The Affordable Care Act hastened efforts by health plans and employers to bestow preferred status on a limited number of care providers, resulting in “narrow networks.” Narrow networks typically exclude providers that exceed local or national cost-for-service norms as well as those whose services are not mandated by the ACA. In exchange, plans and employers extract lower prices for services.

Despite perceived cost savings, however, most narrow networks have actually missed the opportunity to improve value — and their lack of transparency threatens to unleash a ferocious consumer backlash.

 

Narrow-network pitfalls

Care is often viewed as an undifferentiated commodity. But not all care providers are the same, and no provider delivers effective and efficient care for every medical circumstance. Some, such as the Cleveland Clinic, demonstrate world-leading outcomes in heart surgery. Others, such as Boston’s Joslin Clinic, excel at treating people with Type 1 diabetes.

Clustering all care in a small number of providers, without regard to how well those providers succeed in treating particular medical circumstances, discounts the dramatic variations in outcomes that can result across providers in a network. Plans should instead direct subscribers to different care providers based on that provider’s demonstrated success with patients who have particular medical circumstances.

Restructuring networks this way doesn’t just significantly improve quality in care; it also allows scale economies — lower costs at higher volumes — to occur: A hospital with a steady demand for cataract surgery, for example, can develop significant scale economies in the provision of that care. But simply piling more patients into a hospital, without regard to their medical circumstances, gives that hospital few, if any, cost savings in volume.

Many narrow networks are also treading dangerously close to the line crossed in the managed care debacle of the 1980s. Within the fragmented care delivery system, the complexity of narrow networks trumps efforts to mandate transparency. Even patients who confirm the presence of a hospital within their plan’s narrow network can be easily surprised when non-employed physicians and other service providers participate in their care. Many medical specialists do not work for the hospitals in which they practice and many are not included in the narrow network. Excluding some traditionally covered services can also create nasty surprises for patients who discover their plan’s limitations only when the bills arrive.

 

Harnessing high-value care
Several large employers have taken a more nuanced approach to securing high-value care.

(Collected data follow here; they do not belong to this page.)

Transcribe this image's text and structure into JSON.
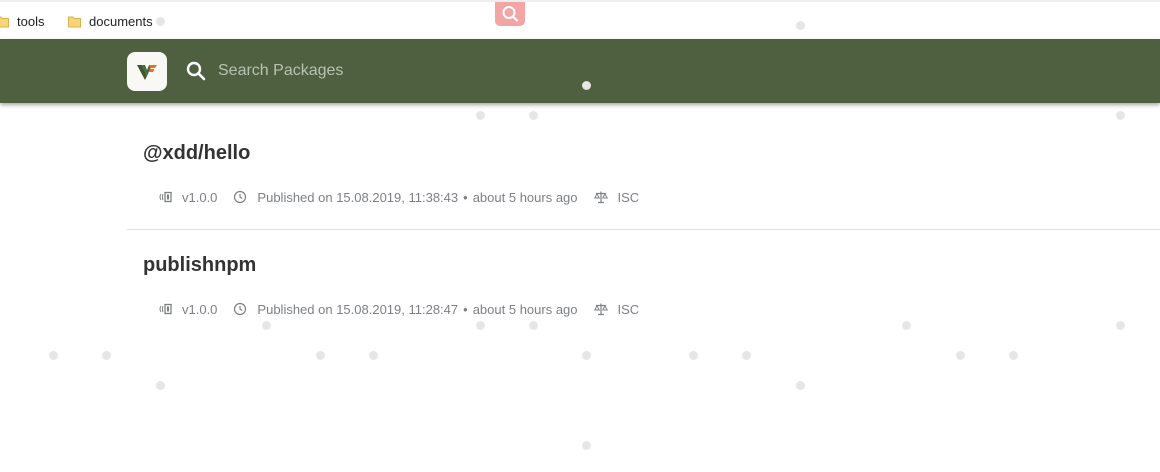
{
  "bookmarks": [
    {
      "label": "tools",
      "icon": "folder-icon"
    },
    {
      "label": "documents",
      "icon": "folder-icon"
    }
  ],
  "header": {
    "logo_icon": "verdaccio-logo-icon",
    "search_placeholder": "Search Packages",
    "search_value": "",
    "background_color": "#4f6041"
  },
  "packages": [
    {
      "name": "@xdd/hello",
      "version": "v1.0.0",
      "published_text": "Published on 15.08.2019, 11:38:43",
      "relative_time": "about 5 hours ago",
      "license": "ISC"
    },
    {
      "name": "publishnpm",
      "version": "v1.0.0",
      "published_text": "Published on 15.08.2019, 11:28:47",
      "relative_time": "about 5 hours ago",
      "license": "ISC"
    }
  ],
  "colors": {
    "meta_text": "#7b7f85",
    "package_name": "#333333",
    "floating_search": "#f3a4a4"
  }
}
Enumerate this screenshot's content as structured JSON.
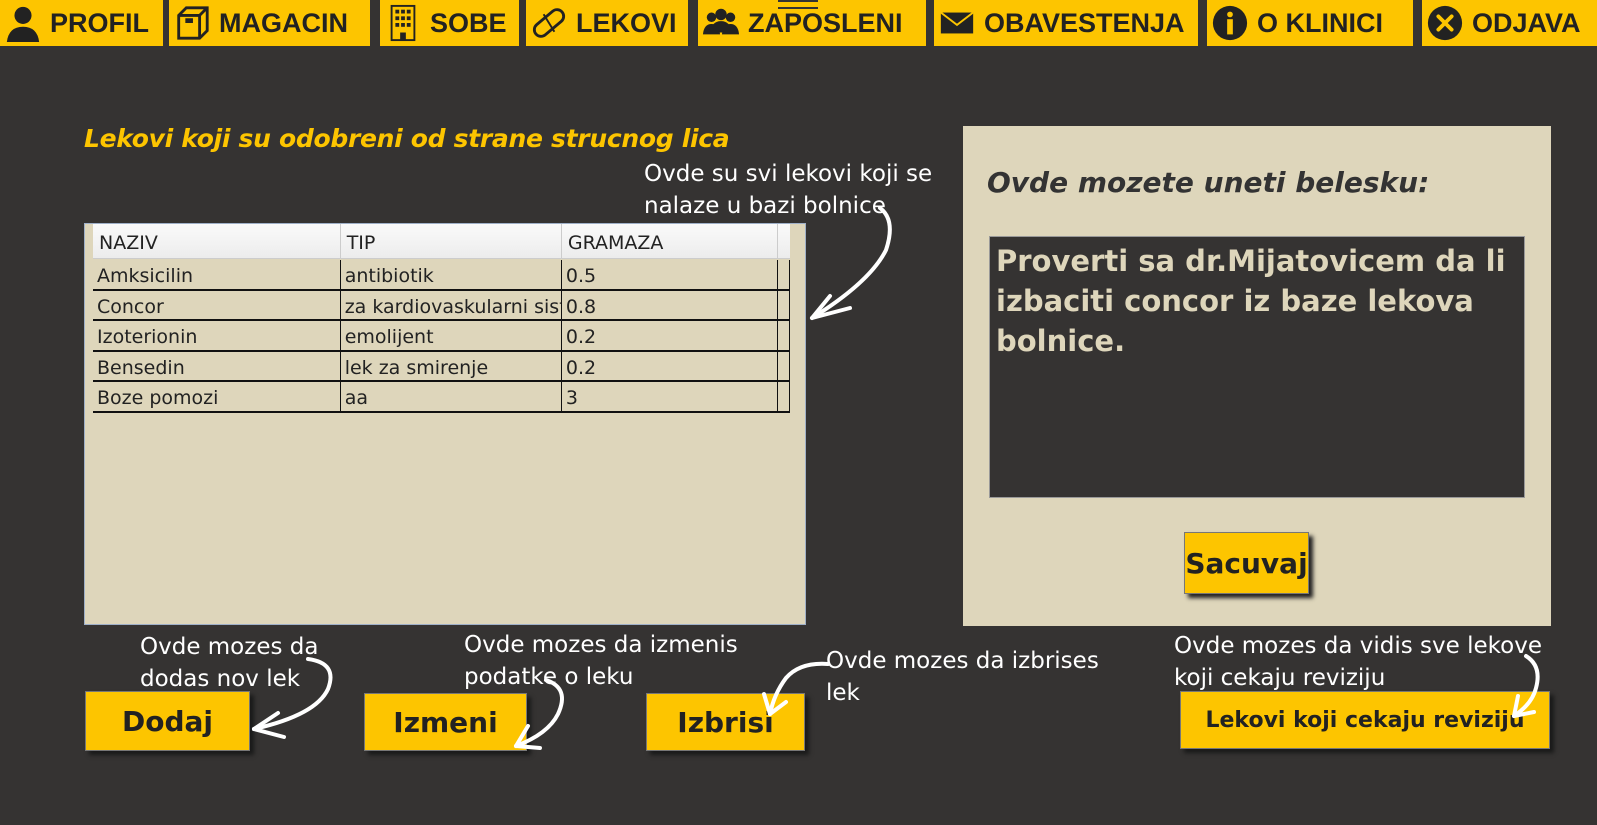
{
  "nav": {
    "items": [
      {
        "label": "PROFIL",
        "icon": "user-icon"
      },
      {
        "label": "MAGACIN",
        "icon": "box-icon"
      },
      {
        "label": "SOBE",
        "icon": "building-icon"
      },
      {
        "label": "LEKOVI",
        "icon": "pill-icon"
      },
      {
        "label": "ZAPOSLENI",
        "icon": "group-icon"
      },
      {
        "label": "OBAVESTENJA",
        "icon": "envelope-icon"
      },
      {
        "label": "O KLINICI",
        "icon": "info-icon"
      },
      {
        "label": "ODJAVA",
        "icon": "close-circle-icon"
      }
    ],
    "accent": "#fdc500"
  },
  "main": {
    "title": "Lekovi koji su odobreni od strane strucnog lica",
    "table": {
      "headers": [
        "NAZIV",
        "TIP",
        "GRAMAZA"
      ],
      "rows": [
        [
          "Amksicilin",
          "antibiotik",
          "0.5"
        ],
        [
          "Concor",
          "za kardiovaskularni sistem",
          "0.8"
        ],
        [
          "Izoterionin",
          "emolijent",
          "0.2"
        ],
        [
          "Bensedin",
          "lek za smirenje",
          "0.2"
        ],
        [
          "Boze pomozi",
          "aa",
          "3"
        ]
      ]
    },
    "buttons": {
      "add": "Dodaj",
      "edit": "Izmeni",
      "delete": "Izbrisi",
      "review": "Lekovi koji cekaju reviziju"
    }
  },
  "notes": {
    "title": "Ovde mozete uneti belesku:",
    "value": "Proverti sa dr.Mijatovicem da li izbaciti concor iz baze lekova bolnice.",
    "save": "Sacuvaj"
  },
  "annotations": {
    "table": [
      "Ovde su svi lekovi koji se",
      "nalaze u bazi bolnice"
    ],
    "add": [
      "Ovde mozes da",
      "dodas nov lek"
    ],
    "edit": [
      "Ovde mozes da izmenis",
      "podatke o leku"
    ],
    "delete": [
      "Ovde mozes da izbrises",
      "lek"
    ],
    "review": [
      "Ovde mozes da vidis sve lekove",
      "koji cekaju reviziju"
    ]
  },
  "colors": {
    "background": "#353332",
    "panel": "#ded6bb",
    "accent": "#fdc500"
  }
}
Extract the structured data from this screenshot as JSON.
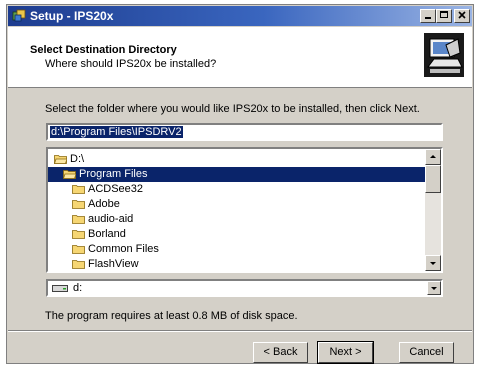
{
  "window": {
    "title": "Setup - IPS20x"
  },
  "header": {
    "title": "Select Destination Directory",
    "subtitle": "Where should IPS20x be installed?",
    "icon": "computer-install-icon"
  },
  "body": {
    "instruction": "Select the folder where you would like IPS20x to be installed, then click Next.",
    "path_value": "d:\\Program Files\\IPSDRV2",
    "folders": [
      {
        "label": "D:\\",
        "icon": "open-folder-icon",
        "selected": false,
        "indent": 0
      },
      {
        "label": "Program Files",
        "icon": "open-folder-icon",
        "selected": true,
        "indent": 1
      },
      {
        "label": "ACDSee32",
        "icon": "folder-icon",
        "selected": false,
        "indent": 2
      },
      {
        "label": "Adobe",
        "icon": "folder-icon",
        "selected": false,
        "indent": 2
      },
      {
        "label": "audio-aid",
        "icon": "folder-icon",
        "selected": false,
        "indent": 2
      },
      {
        "label": "Borland",
        "icon": "folder-icon",
        "selected": false,
        "indent": 2
      },
      {
        "label": "Common Files",
        "icon": "folder-icon",
        "selected": false,
        "indent": 2
      },
      {
        "label": "FlashView",
        "icon": "folder-icon",
        "selected": false,
        "indent": 2
      }
    ],
    "drive_value": "d:",
    "disk_note": "The program requires at least 0.8 MB of disk space."
  },
  "buttons": {
    "back": "< Back",
    "next": "Next >",
    "cancel": "Cancel"
  },
  "colors": {
    "selection": "#0a246a",
    "face": "#d4d0c8",
    "title_start": "#1d3c8f"
  }
}
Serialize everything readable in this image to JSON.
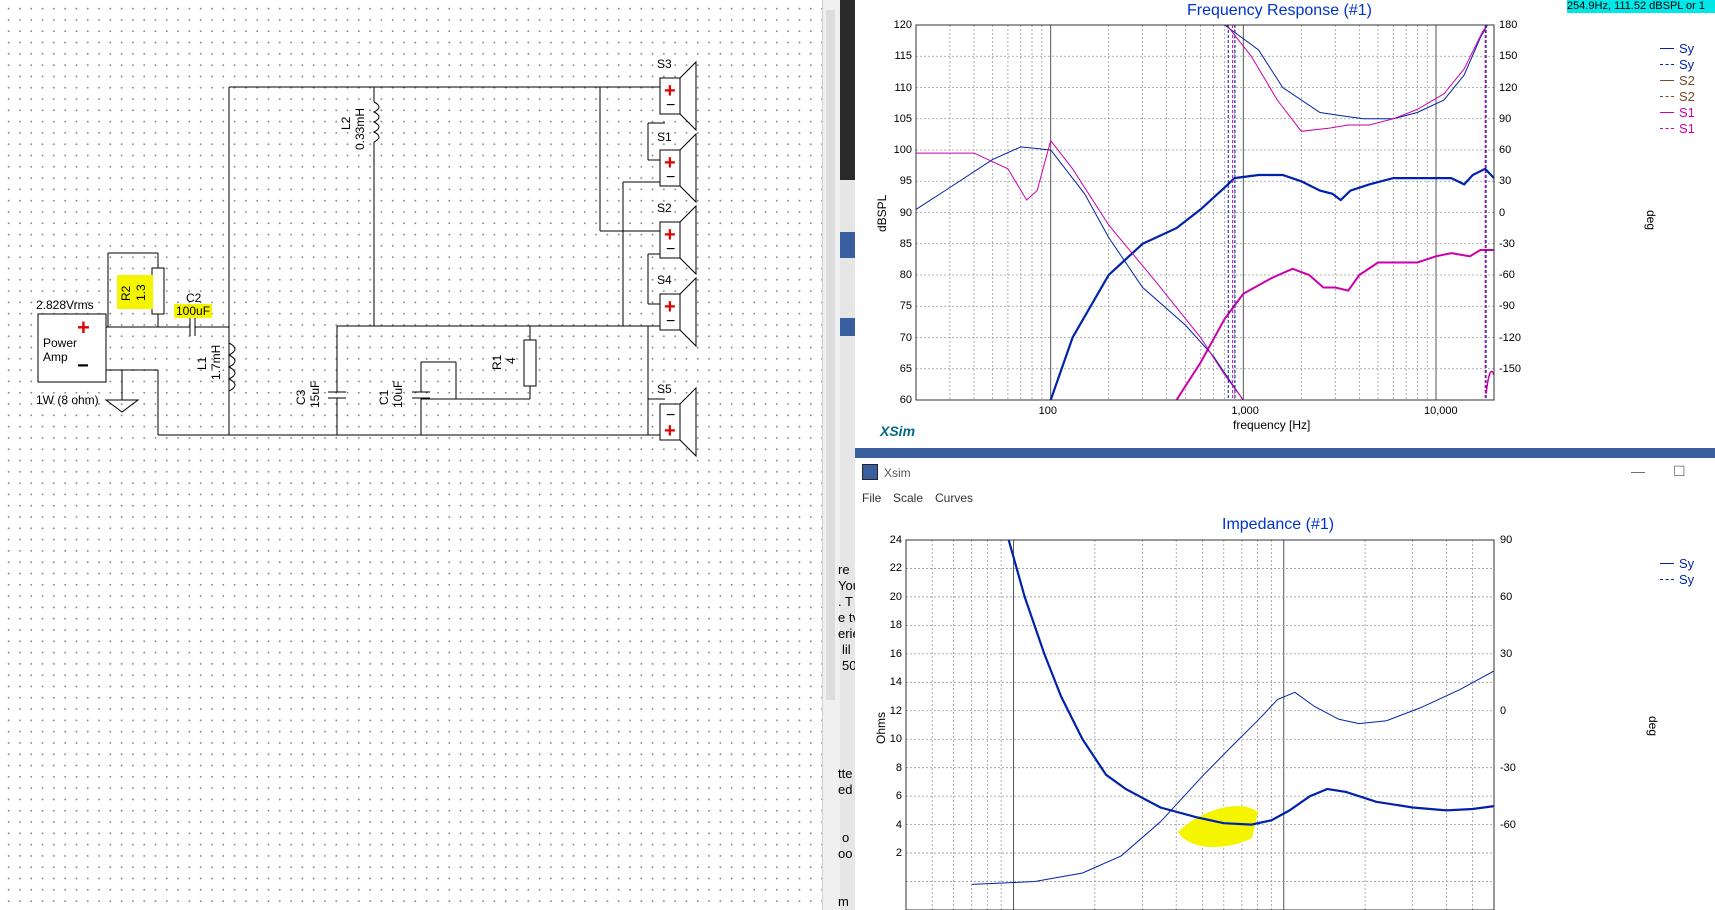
{
  "schematic": {
    "source_value": "2.828Vrms",
    "amp_label": "Power Amp",
    "amp_rating": "1W (8 ohm)",
    "components": {
      "r2_name": "R2",
      "r2_value": "1.3",
      "c2_name": "C2",
      "c2_value": "100uF",
      "l1_name": "L1",
      "l1_value": "1.7mH",
      "l2_name": "L2",
      "l2_value": "0.33mH",
      "c3_name": "C3",
      "c3_value": "15uF",
      "c1_name": "C1",
      "c1_value": "10uF",
      "r1_name": "R1",
      "r1_value": "4"
    },
    "speakers": [
      "S3",
      "S1",
      "S2",
      "S4",
      "S5"
    ],
    "plus_sign": "+",
    "minus_sign": "−"
  },
  "frequency_chart": {
    "title": "Frequency Response (#1)",
    "readout": "254.9Hz, 111.52 dBSPL or 1",
    "ylabel_left": "dBSPL",
    "ylabel_right": "deg",
    "xlabel": "frequency [Hz]",
    "brand": "XSim",
    "y_ticks_left": [
      "120",
      "115",
      "110",
      "105",
      "100",
      "95",
      "90",
      "85",
      "80",
      "75",
      "70",
      "65",
      "60"
    ],
    "y_ticks_right": [
      "180",
      "150",
      "120",
      "90",
      "60",
      "30",
      "0",
      "-30",
      "-60",
      "-90",
      "-120",
      "-150"
    ],
    "x_ticks": [
      "100",
      "1,000",
      "10,000"
    ],
    "legend": [
      {
        "label": "Sy",
        "color": "#0022aa",
        "style": "solid"
      },
      {
        "label": "Sy",
        "color": "#0022aa",
        "style": "dashed"
      },
      {
        "label": "S2",
        "color": "#7a4a2a",
        "style": "solid"
      },
      {
        "label": "S2",
        "color": "#7a4a2a",
        "style": "dashed"
      },
      {
        "label": "S1",
        "color": "#cc00aa",
        "style": "solid"
      },
      {
        "label": "S1",
        "color": "#cc00aa",
        "style": "dashed"
      }
    ]
  },
  "impedance_window": {
    "window_title": "Xsim",
    "menu": [
      "File",
      "Scale",
      "Curves"
    ],
    "minimize": "—",
    "maximize": "☐",
    "title": "Impedance (#1)",
    "ylabel_left": "Ohms",
    "ylabel_right": "deg",
    "y_ticks_left": [
      "24",
      "22",
      "20",
      "18",
      "16",
      "14",
      "12",
      "10",
      "8",
      "6",
      "4",
      "2"
    ],
    "y_ticks_right": [
      "90",
      "60",
      "30",
      "0",
      "-30",
      "-60"
    ],
    "legend": [
      {
        "label": "Sy",
        "color": "#0022aa",
        "style": "solid"
      },
      {
        "label": "Sy",
        "color": "#0022aa",
        "style": "dashed"
      }
    ]
  },
  "left_panel_fragments": [
    "re",
    "You",
    ". T",
    "e tv",
    "erie",
    "lil",
    "50",
    "tte",
    "ed",
    "o",
    "oo",
    "m"
  ],
  "colors": {
    "accent_blue": "#0022aa",
    "magenta": "#cc00aa",
    "title_blue": "#0033cc",
    "highlight": "#f5f500"
  }
}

These employers, either directly, through contractors (such as Colorado’s BridgeHealth) or through collaboratives (such as the Pacific Business Group on Health) commissioned health care providers for certain types of care for their employees. Most target common episodic and non-emergent medical conditions for which a provider demonstrates superior health outcomes, with heart surgery, joint replacement and surgical cancer care among the most common conditions covered under direct contracts. Employers report that employees who serve under direct-contracting arrangements return to work 20% faster than those receiving care locally and miss fewer days of work due to fewer follow-up medical appointments.

Intel constructed a novel arrangement with Presbyterian Healthcare of Rio Rancho, N.M. Intel’s benefits program provides financial incentives for employees to seek care at Presbyterian. In exchange, the hospital committed to a range of health improvement efforts to reduce demand for acute care. Although this arrangement doesn’t segment Intel’s employee population on the basis of medical conditions, it does provide a measure of value through more early-stage and preventive care for Intel employees.

 

How to optimize your network

Ultimately, cost, though relatively easy to measure, is not the sole basis upon which health care decisions should be made. Were that not the case, we could eliminate all advanced care institutions — which are costly — and replace them with simple and inexpensive palliative care services that keep patients comfortable but don’t try to heal them. Value — the improvement in health outcomes for the cost — is much a more compelling basis for decision-making. By ignoring (or even worse, not knowing) the variations in health outcomes of care by specific medical conditions, narrow networks miss securing the highest-value care for their subscribers.

Those constructing networks can improve the value of care by following several guidelines:

  • Understand the needs of your employees, and look for care organizations that can be meet those needs.
  • Ask providers how much value they provide. Can they demonstrate excellence treating the specific medical conditions of your employees?
  • Establish clear measures of success and methods for reporting outcomes. For example, days of work missed for knee replacement surgery, severity reductions in patients with congestive heart failure and weight loss and symptoms improvement in people with Type 2 diabetes.
  • Clearly identify any non-network providers who are providing care, and push contracted providers to include all needed services within the contracted care bundle.

By centering on value over cost and prioritizing transparency, employees will benefit from improved outcomes and general health — a difference you’re sure to realize in overall productivity, attendance and satisfaction.
Wallace, a Visiting Professor of Family and Community Medicine at the Geisel School of Medicine at Dartmouth, works in the U.S. and internationally with employers, health care providers, health plans, governments and others to conveniently and effectively treat chronic medical conditions, create employee health strategies, and develop new health benefit and care delivery models to improve health.